Consider the complex number `z = (1 - isin theta)//(1+ icos theta)`.
The value of `theta` for which z is purely imaginary are

To find the values of \( \theta \) for which the complex number \[ z = \frac{1 - i \sin \theta}{1 + i \cos \theta} \] is purely imaginary, we will follow these steps: ### Step 1: Multiply by the Conjugate To simplify \( z \), we multiply the numerator and the denominator by the conjugate of the denominator: \[ z = \frac{(1 - i \sin \theta)(1 - i \cos \theta)}{(1 + i \cos \theta)(1 - i \cos \theta)} \] ### Step 2: Simplify the Denominator The denominator becomes: \[ (1 + i \cos \theta)(1 - i \cos \theta) = 1^2 - (i \cos \theta)^2 = 1 + \cos^2 \theta \] ### Step 3: Expand the Numerator Now, we expand the numerator: \[ (1 - i \sin \theta)(1 - i \cos \theta) = 1 - i \cos \theta - i \sin \theta + i^2 \sin \theta \cos \theta \] Since \( i^2 = -1 \), this simplifies to: \[ 1 - i \cos \theta - i \sin \theta - \sin \theta \cos \theta = 1 - \sin \theta \cos \theta - i(\sin \theta + \cos \theta) \] ### Step 4: Combine the Results Now we can write \( z \) as: \[ z = \frac{1 - \sin \theta \cos \theta - i(\sin \theta + \cos \theta)}{1 + \cos^2 \theta} \] ### Step 5: Identify Real and Imaginary Parts For \( z \) to be purely imaginary, the real part must be zero.
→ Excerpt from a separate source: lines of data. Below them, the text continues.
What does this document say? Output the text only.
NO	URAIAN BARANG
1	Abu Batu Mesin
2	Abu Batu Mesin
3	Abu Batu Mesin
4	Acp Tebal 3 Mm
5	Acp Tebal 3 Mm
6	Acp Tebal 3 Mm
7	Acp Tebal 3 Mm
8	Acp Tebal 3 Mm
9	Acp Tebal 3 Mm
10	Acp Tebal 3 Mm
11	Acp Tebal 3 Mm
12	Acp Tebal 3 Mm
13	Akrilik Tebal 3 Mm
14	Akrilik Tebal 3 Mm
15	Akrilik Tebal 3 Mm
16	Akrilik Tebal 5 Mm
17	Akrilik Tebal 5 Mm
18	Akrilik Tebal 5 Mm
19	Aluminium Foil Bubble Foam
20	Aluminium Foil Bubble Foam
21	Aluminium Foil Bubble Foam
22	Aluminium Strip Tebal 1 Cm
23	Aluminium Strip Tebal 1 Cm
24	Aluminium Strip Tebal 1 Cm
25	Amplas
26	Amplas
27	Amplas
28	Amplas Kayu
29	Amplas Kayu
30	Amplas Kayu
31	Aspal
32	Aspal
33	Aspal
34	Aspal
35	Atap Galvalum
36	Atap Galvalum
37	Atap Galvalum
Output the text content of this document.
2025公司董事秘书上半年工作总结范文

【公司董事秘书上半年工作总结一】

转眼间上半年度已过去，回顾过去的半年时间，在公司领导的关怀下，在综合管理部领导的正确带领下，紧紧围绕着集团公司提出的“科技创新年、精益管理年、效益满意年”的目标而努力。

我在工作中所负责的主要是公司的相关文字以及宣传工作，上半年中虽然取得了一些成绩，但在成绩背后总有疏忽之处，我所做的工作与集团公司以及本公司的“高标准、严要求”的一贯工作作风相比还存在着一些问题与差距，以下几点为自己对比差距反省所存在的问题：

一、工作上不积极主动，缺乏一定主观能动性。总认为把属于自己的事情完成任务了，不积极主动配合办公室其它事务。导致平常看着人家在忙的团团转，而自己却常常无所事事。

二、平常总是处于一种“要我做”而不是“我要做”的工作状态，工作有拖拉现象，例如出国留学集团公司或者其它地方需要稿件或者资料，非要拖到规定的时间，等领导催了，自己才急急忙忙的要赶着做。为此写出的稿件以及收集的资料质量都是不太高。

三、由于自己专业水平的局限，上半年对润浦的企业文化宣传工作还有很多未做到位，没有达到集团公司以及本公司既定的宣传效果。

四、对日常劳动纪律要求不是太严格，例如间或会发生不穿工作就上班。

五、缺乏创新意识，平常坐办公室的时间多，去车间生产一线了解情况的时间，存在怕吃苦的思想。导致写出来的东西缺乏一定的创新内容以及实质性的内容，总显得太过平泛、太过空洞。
Thus, we set the real part to zero: \[ 1 - \sin \theta \cos \theta = 0 \] ### Step 6: Solve the Equation This gives us: \[ \sin \theta \cos \theta = 1 \] Using the double angle identity, we can rewrite this as: \[ \frac{1}{2} \sin(2\theta) = 1 \] Thus, \[ \sin(2\theta) = 2 \] ### Step 7: Analyze the Result The sine function has a maximum value of 1, so \( \sin(2\theta) = 2 \) is impossible. Therefore, there are no values of \( \theta \) for which \( z \) is purely imaginary. ### Final Answer The conclusion is that there are no values of \( \theta \) for which \( z \) is purely imaginary. ---